Page Image -: Savute

Savute

David Livingston explored the area in 1851 and referred to it as the dismal swamp. The original inhabitants of this area were the San Bushmen (also known as the Basarwa people in Botswana). They were nomadic hunter-gatherers who were constantly moving from place to place to find food sources, namely fruits, water and wild animals. Nowadays one will only find San paintings inside rocky hills of the Savuti area.

 

Travelling south from the Chobe area, through the thick sands of the Chobe Forrest Reserve you notice the Ghoha Hills. This is the start of the majestic Savute. Al though Savute is within the borders of Chobe National park you will notice that it has very little in common

 

These days Savuti is famed for its predators and the bushman paintings,extensive grasslands dotted with hills, some of which have evidence of former human habitation and rock paintings.

 

The Savuté channel flows from the Linyanti River for about 100 kilometres, diverting water away from the river and releasing it into a vast swampland called the Savuté Marsh, Geographically, Savuté is an area of many curiosities.

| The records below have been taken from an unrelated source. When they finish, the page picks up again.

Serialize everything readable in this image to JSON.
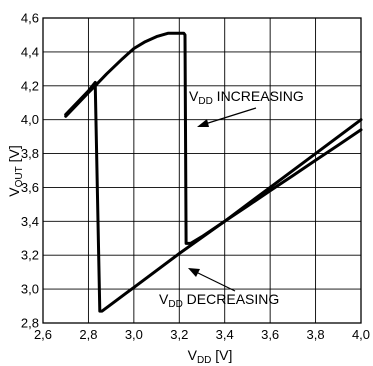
{
  "chart_data": {
    "type": "line",
    "xlabel": {
      "main": "V",
      "sub": "DD",
      "rest": " [V]"
    },
    "ylabel": {
      "main": "V",
      "sub": "OUT",
      "rest": " [V]"
    },
    "xlim": [
      2.6,
      4.0
    ],
    "ylim": [
      2.8,
      4.6
    ],
    "x_ticks": [
      "2,6",
      "2,8",
      "3,0",
      "3,2",
      "3,4",
      "3,6",
      "3,8",
      "4,0"
    ],
    "y_ticks": [
      "2,8",
      "3,0",
      "3,2",
      "3,4",
      "3,6",
      "3,8",
      "4,0",
      "4,2",
      "4,4",
      "4,6"
    ],
    "grid": true,
    "series": [
      {
        "name": "VDD INCREASING",
        "x": [
          2.7,
          2.75,
          2.8,
          2.83,
          2.88,
          2.95,
          3.0,
          3.05,
          3.1,
          3.15,
          3.22,
          3.225,
          3.23,
          3.25,
          3.3,
          3.4,
          3.5,
          3.6,
          3.7,
          3.8,
          3.9,
          4.0
        ],
        "y": [
          4.02,
          4.09,
          4.16,
          4.2,
          4.27,
          4.36,
          4.42,
          4.46,
          4.49,
          4.51,
          4.51,
          4.5,
          3.27,
          3.27,
          3.31,
          3.4,
          3.49,
          3.58,
          3.67,
          3.76,
          3.85,
          3.94
        ]
      },
      {
        "name": "VDD DECREASING",
        "x": [
          4.0,
          3.8,
          3.6,
          3.4,
          3.2,
          3.0,
          2.86,
          2.85,
          2.83,
          2.8,
          2.75,
          2.7
        ],
        "y": [
          4.0,
          3.8,
          3.6,
          3.4,
          3.21,
          3.01,
          2.87,
          2.87,
          4.22,
          4.17,
          4.1,
          4.03
        ]
      }
    ],
    "annotations": [
      {
        "main": "V",
        "sub": "DD",
        "rest": " INCREASING",
        "arrow_to_series": 0
      },
      {
        "main": "V",
        "sub": "DD",
        "rest": " DECREASING",
        "arrow_to_series": 1
      }
    ]
  }
}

One of its greatest mysteries is the Savuté channel itself, which has over the past 100 year inexplicably dried up and recommenced its flow several times. This irregular water flow explains the numerous dead trees that line the channel, germinating and growing when the channel was dry and drowning when the channel flowed again.

 

 Perhaps with the steady rain we have been experiencing and an abundance of water in the catchment areas we may get to experience this natural phenomenon once again. This will surely make for exiting game viewing.